Son las 5:07 pm de un martes. El apartamento es acogedor, con una sala llena de libros, un perchero, algunos muebles, el comedor y la cocina. Unos 3 metros después de la cocina se encuentra la habitación. La cama King size está tendida y el gato de la casa duerme encima de las frazadas. Afuera de la ventana las nubes se pintan de color rojo carmesí.

 

Es la hora del día en la que no está del todo mal empezar a beber. Hemos pasado de la cerveza al Bloody mary porque así no sentimos que estemos tomando todos los días. De manera que aquí va, el final del escrito.

 

—¿Te acuerdas de los ladrones y los panes? —le pregunto a Diana.

 

—Le pusiste demasiado vodka al bloody.

 

—Del atraco del domingo, ¿te acuerdas?

 

—¿Qué?

 

—Te pregunto si te acuerdas de los ladrones a quienes les regalábamos pan mientras intentaban atracar al tipo de la droguería.

 

—Ah, sí… ¡claro que me acuerdo! Pobre hombre… ¿será que al final lo robaron?

 

—En esta ciudad puede pasar lo que sea —le digo como para zanjar el asunto, así haya sido yo quien lo trajo a colación.

 

Y así termina esta pequeña historia de la vez cuando quisimos hacer algo bueno, pero nos encontramos en medio de algo muy malo que pasa a diario en esta ciudad.
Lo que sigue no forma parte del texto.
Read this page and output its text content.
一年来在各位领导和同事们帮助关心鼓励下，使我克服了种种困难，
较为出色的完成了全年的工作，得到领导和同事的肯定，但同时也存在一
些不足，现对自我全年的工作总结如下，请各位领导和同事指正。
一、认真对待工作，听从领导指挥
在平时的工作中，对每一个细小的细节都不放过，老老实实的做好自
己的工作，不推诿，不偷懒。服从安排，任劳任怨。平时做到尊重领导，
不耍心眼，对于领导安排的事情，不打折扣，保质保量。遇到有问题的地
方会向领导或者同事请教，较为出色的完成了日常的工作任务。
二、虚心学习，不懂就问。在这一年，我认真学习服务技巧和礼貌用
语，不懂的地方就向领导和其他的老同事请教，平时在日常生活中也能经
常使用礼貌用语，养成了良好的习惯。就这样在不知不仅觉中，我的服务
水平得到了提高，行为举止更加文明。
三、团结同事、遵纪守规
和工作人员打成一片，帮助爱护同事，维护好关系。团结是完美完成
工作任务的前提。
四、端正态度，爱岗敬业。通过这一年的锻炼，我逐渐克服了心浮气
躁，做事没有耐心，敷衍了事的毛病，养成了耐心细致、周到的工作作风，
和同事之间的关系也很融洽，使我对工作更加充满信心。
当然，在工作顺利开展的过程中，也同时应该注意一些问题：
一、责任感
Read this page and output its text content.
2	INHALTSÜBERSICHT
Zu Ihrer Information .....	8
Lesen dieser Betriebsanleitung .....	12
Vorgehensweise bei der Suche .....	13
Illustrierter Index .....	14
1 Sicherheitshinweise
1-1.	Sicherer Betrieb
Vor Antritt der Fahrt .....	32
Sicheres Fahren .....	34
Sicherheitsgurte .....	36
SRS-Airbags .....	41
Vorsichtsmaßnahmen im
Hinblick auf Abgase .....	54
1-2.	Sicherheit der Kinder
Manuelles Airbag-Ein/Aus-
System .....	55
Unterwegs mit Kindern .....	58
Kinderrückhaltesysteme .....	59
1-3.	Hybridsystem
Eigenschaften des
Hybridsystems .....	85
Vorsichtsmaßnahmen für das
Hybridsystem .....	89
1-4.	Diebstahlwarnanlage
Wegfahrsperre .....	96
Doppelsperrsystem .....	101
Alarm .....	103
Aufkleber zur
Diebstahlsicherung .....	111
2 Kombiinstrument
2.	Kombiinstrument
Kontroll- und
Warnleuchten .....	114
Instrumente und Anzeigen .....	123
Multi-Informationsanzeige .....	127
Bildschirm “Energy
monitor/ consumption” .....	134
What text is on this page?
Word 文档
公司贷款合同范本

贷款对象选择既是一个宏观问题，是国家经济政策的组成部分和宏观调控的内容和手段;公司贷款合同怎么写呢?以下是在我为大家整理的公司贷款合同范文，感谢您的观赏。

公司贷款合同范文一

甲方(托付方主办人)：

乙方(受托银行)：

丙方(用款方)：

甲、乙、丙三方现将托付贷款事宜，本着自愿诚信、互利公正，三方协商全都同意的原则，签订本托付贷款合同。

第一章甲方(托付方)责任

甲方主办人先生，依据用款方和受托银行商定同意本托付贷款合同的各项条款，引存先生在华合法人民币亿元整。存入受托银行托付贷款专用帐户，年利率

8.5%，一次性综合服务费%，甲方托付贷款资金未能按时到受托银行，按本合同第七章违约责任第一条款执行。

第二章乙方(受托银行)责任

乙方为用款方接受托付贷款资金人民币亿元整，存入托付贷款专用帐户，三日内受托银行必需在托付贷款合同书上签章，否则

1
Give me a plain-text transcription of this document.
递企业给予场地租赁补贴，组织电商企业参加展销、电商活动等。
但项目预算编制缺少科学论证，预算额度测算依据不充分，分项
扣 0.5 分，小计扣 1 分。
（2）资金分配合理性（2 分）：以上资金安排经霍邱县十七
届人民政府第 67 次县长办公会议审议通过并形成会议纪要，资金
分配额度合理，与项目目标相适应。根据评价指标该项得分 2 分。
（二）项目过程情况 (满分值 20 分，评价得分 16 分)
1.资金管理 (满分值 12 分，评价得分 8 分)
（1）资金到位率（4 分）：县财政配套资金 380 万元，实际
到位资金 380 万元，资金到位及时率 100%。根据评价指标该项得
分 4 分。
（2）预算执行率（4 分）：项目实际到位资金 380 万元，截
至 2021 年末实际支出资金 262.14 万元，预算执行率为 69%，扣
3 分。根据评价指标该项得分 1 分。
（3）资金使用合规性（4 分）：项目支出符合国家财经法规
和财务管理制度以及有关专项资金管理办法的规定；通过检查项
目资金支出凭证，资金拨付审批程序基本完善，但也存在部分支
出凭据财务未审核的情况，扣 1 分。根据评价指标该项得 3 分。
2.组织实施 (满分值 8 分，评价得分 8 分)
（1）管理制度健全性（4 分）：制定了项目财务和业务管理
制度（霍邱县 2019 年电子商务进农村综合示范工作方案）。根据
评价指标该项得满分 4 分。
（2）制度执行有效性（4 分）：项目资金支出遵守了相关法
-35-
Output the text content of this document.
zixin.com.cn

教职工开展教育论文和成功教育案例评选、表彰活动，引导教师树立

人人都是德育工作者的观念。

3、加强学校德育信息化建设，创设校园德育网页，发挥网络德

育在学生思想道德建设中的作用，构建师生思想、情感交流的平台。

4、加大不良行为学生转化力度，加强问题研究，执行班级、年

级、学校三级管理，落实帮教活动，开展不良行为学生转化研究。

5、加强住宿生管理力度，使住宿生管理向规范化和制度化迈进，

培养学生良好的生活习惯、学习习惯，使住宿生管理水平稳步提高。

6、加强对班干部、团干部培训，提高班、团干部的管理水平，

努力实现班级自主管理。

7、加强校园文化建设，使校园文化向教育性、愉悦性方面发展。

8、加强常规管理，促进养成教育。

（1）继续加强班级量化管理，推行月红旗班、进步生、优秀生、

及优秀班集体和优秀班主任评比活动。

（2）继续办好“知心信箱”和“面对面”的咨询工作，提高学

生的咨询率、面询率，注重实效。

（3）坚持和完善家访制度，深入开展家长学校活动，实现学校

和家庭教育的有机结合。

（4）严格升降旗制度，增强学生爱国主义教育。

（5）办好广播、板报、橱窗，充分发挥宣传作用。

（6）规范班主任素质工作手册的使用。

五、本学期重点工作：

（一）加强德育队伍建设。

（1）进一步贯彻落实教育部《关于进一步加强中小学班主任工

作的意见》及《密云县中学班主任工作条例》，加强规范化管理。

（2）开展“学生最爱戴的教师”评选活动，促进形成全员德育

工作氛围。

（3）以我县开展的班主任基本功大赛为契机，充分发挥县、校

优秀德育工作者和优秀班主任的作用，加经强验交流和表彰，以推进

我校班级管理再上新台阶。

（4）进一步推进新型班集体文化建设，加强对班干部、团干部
En todo el mundo por lo que a mí respecta.

 

Sea como fuere, no tengo más que decir, aunque tal vez debería, por aquello que me dijo mi amigo Néstor hace algunos días concerniente a no terminar como se debe estos pequeños relatos que de vez en cuando escribo. Le respondí que no se trata de cuentos como para que tengan iniciación, nudo y desenlace, sino de simples anécdotas, como ver a dos monos violando a una pelota de playa en el zoológico, me refiero a “qué más puede decir uno de una cosa semejante”. En todo caso, Néstor es uno de los cuatro pelagatos que me leen, así que diré, a manera de conclusión, que no tengo idea de lo que le pasó al pobre Diablo de la droguería porque nos largamos corriendo, Diana y yo, con la bolsa del pan en la mano tratando de lucir muy casuales.

 

Pasamos por el supermercado a comprar la salsa tabasco para los cocteles, después de repartir los panes restantes. Entramos al apartamento y preparamos almuerzo. Vimos televisión después de eso y nos dormimos porque llegó la noche. Fin.